What you are having difficulty grasping is that when the adaptive steps are random, you just can't add them up. It's like saying you won 10 lotteries. In order to do that you have to buy lots of tickets to each lottery to have a reasonable chance of that occurring.

I'm not having difficulty grasping anything. You are having difficult in acknowledging this simple comment: if each species, extinct and extant, that exists has come about through macroevolutionary changes, then ipso facto macroevolution must be factual.
You also haven't answered my question at the end of: Because how can you explain all the massive biodiversity that has existed and does exist on Earth with just microevolution alone? How do you explain it with just microevolution?

 

[Alan Kleinman]

None of this addresses my post. I was asking about multiple selective pressures.

You keep claiming this is a problem, but you haven't actually addressed it as such.

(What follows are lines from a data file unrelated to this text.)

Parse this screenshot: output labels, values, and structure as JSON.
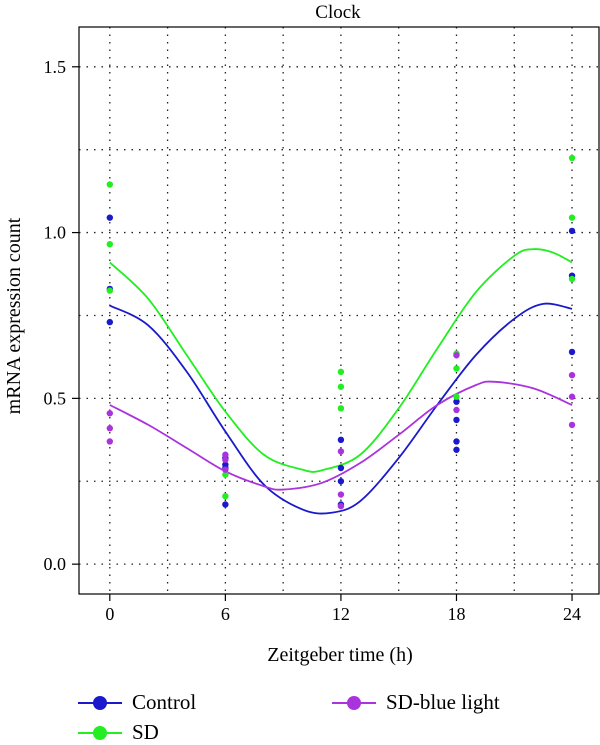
{
  "chart_data": {
    "type": "scatter",
    "title": "Clock",
    "xlabel": "Zeitgeber time (h)",
    "ylabel": "mRNA expression count",
    "xlim": [
      -1.6,
      25.4
    ],
    "ylim": [
      -0.09,
      1.62
    ],
    "x_ticks": [
      0,
      6,
      12,
      18,
      24
    ],
    "x_tick_labels": [
      "0",
      "6",
      "12",
      "18",
      "24"
    ],
    "y_ticks": [
      0.0,
      0.5,
      1.0,
      1.5
    ],
    "y_tick_labels": [
      "0.0",
      "0.5",
      "1.0",
      "1.5"
    ],
    "grid": true,
    "legend_position": "bottom",
    "series": [
      {
        "name": "Control",
        "color": "#1a1acc",
        "points": [
          [
            0,
            1.045
          ],
          [
            0,
            0.83
          ],
          [
            0,
            0.73
          ],
          [
            6,
            0.32
          ],
          [
            6,
            0.3
          ],
          [
            6,
            0.29
          ],
          [
            6,
            0.18
          ],
          [
            12,
            0.375
          ],
          [
            12,
            0.29
          ],
          [
            12,
            0.25
          ],
          [
            12,
            0.18
          ],
          [
            18,
            0.49
          ],
          [
            18,
            0.435
          ],
          [
            18,
            0.37
          ],
          [
            18,
            0.345
          ],
          [
            24,
            1.005
          ],
          [
            24,
            0.87
          ],
          [
            24,
            0.64
          ]
        ],
        "fit": [
          [
            0,
            0.78
          ],
          [
            2,
            0.72
          ],
          [
            4,
            0.58
          ],
          [
            6,
            0.4
          ],
          [
            8,
            0.24
          ],
          [
            10,
            0.165
          ],
          [
            11.5,
            0.155
          ],
          [
            13,
            0.19
          ],
          [
            15,
            0.32
          ],
          [
            17,
            0.48
          ],
          [
            19,
            0.63
          ],
          [
            21,
            0.74
          ],
          [
            22.5,
            0.785
          ],
          [
            24,
            0.77
          ]
        ]
      },
      {
        "name": "SD",
        "color": "#22ee22",
        "points": [
          [
            0,
            1.145
          ],
          [
            0,
            0.965
          ],
          [
            0,
            0.825
          ],
          [
            6,
            0.27
          ],
          [
            6,
            0.205
          ],
          [
            12,
            0.58
          ],
          [
            12,
            0.535
          ],
          [
            12,
            0.47
          ],
          [
            18,
            0.635
          ],
          [
            18,
            0.59
          ],
          [
            18,
            0.505
          ],
          [
            24,
            1.225
          ],
          [
            24,
            1.045
          ],
          [
            24,
            0.86
          ]
        ],
        "fit": [
          [
            0,
            0.91
          ],
          [
            2,
            0.8
          ],
          [
            4,
            0.63
          ],
          [
            6,
            0.46
          ],
          [
            8,
            0.33
          ],
          [
            10,
            0.285
          ],
          [
            11,
            0.283
          ],
          [
            13,
            0.33
          ],
          [
            15,
            0.47
          ],
          [
            17,
            0.65
          ],
          [
            19,
            0.82
          ],
          [
            21,
            0.93
          ],
          [
            22,
            0.95
          ],
          [
            23,
            0.94
          ],
          [
            24,
            0.91
          ]
        ]
      },
      {
        "name": "SD-blue light",
        "color": "#aa33dd",
        "points": [
          [
            0,
            0.455
          ],
          [
            0,
            0.41
          ],
          [
            0,
            0.37
          ],
          [
            6,
            0.33
          ],
          [
            6,
            0.315
          ],
          [
            6,
            0.285
          ],
          [
            12,
            0.34
          ],
          [
            12,
            0.21
          ],
          [
            12,
            0.175
          ],
          [
            18,
            0.63
          ],
          [
            18,
            0.465
          ],
          [
            24,
            0.57
          ],
          [
            24,
            0.505
          ],
          [
            24,
            0.42
          ]
        ],
        "fit": [
          [
            0,
            0.48
          ],
          [
            2,
            0.42
          ],
          [
            4,
            0.35
          ],
          [
            6,
            0.28
          ],
          [
            8,
            0.235
          ],
          [
            9,
            0.225
          ],
          [
            11,
            0.245
          ],
          [
            13,
            0.305
          ],
          [
            15,
            0.39
          ],
          [
            17,
            0.48
          ],
          [
            19,
            0.54
          ],
          [
            20,
            0.55
          ],
          [
            22,
            0.53
          ],
          [
            24,
            0.48
          ]
        ]
      }
    ]
  }
}
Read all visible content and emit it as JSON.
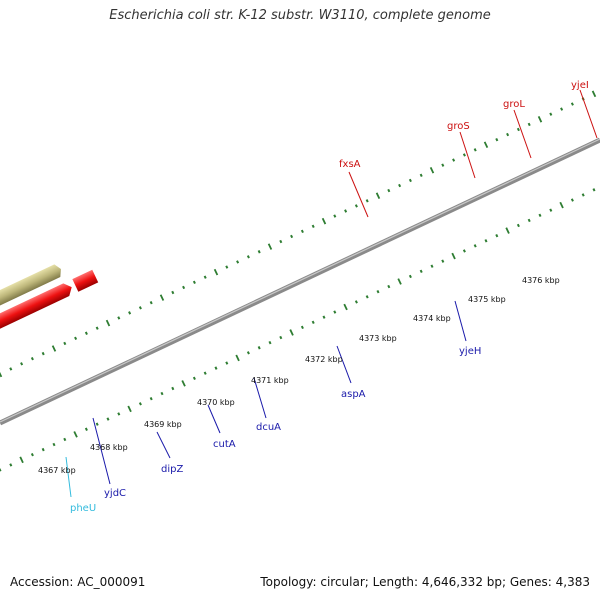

If you apply multiple selection pressures to populations, the empirical evidence shows that they usually go extinct. Even if the remaining population doesn't go extinct, it doesn't mean they have adapted or even improved fitness.

I've noticed that all of your examples focuses specifically on scenarios whereby the selective pressure is designed to eliminate a population.

Is that so? Are the Kishony and Lenski populations eliminated?

I've got some chores to do, I'll get back later.

 

[pitabread]

If you apply multiple selection pressures to populations, the empirical evidence shows that they usually go extinct. Even if the remaining population doesn't go extinct, it doesn't mean they have adapted or even improved fitness.

Yet this is not what is observed in human evolution and the adaption to multiple selection pressures like different climates, pathogens, diet, etc.

Is that so? Are the Kishony and Lenski populations eliminated?

The Kishony and Lenski experiments are highly contrived scenarios that don't specifically mimic real-world evolution (insofar as real-world environments, selection pressures, etc.).

This is why I'm more interested in scenarios in real-world environments.

I think human evolution would be a primate candidate. If you really think your model is an accurate description of real-world evolution, try applying it to what we know about human evolution. Perhaps do some modeling to see what would happen to human populations as they migrated around the world? In your model, would human populations be able to adapt to different climates while under various selection pressures?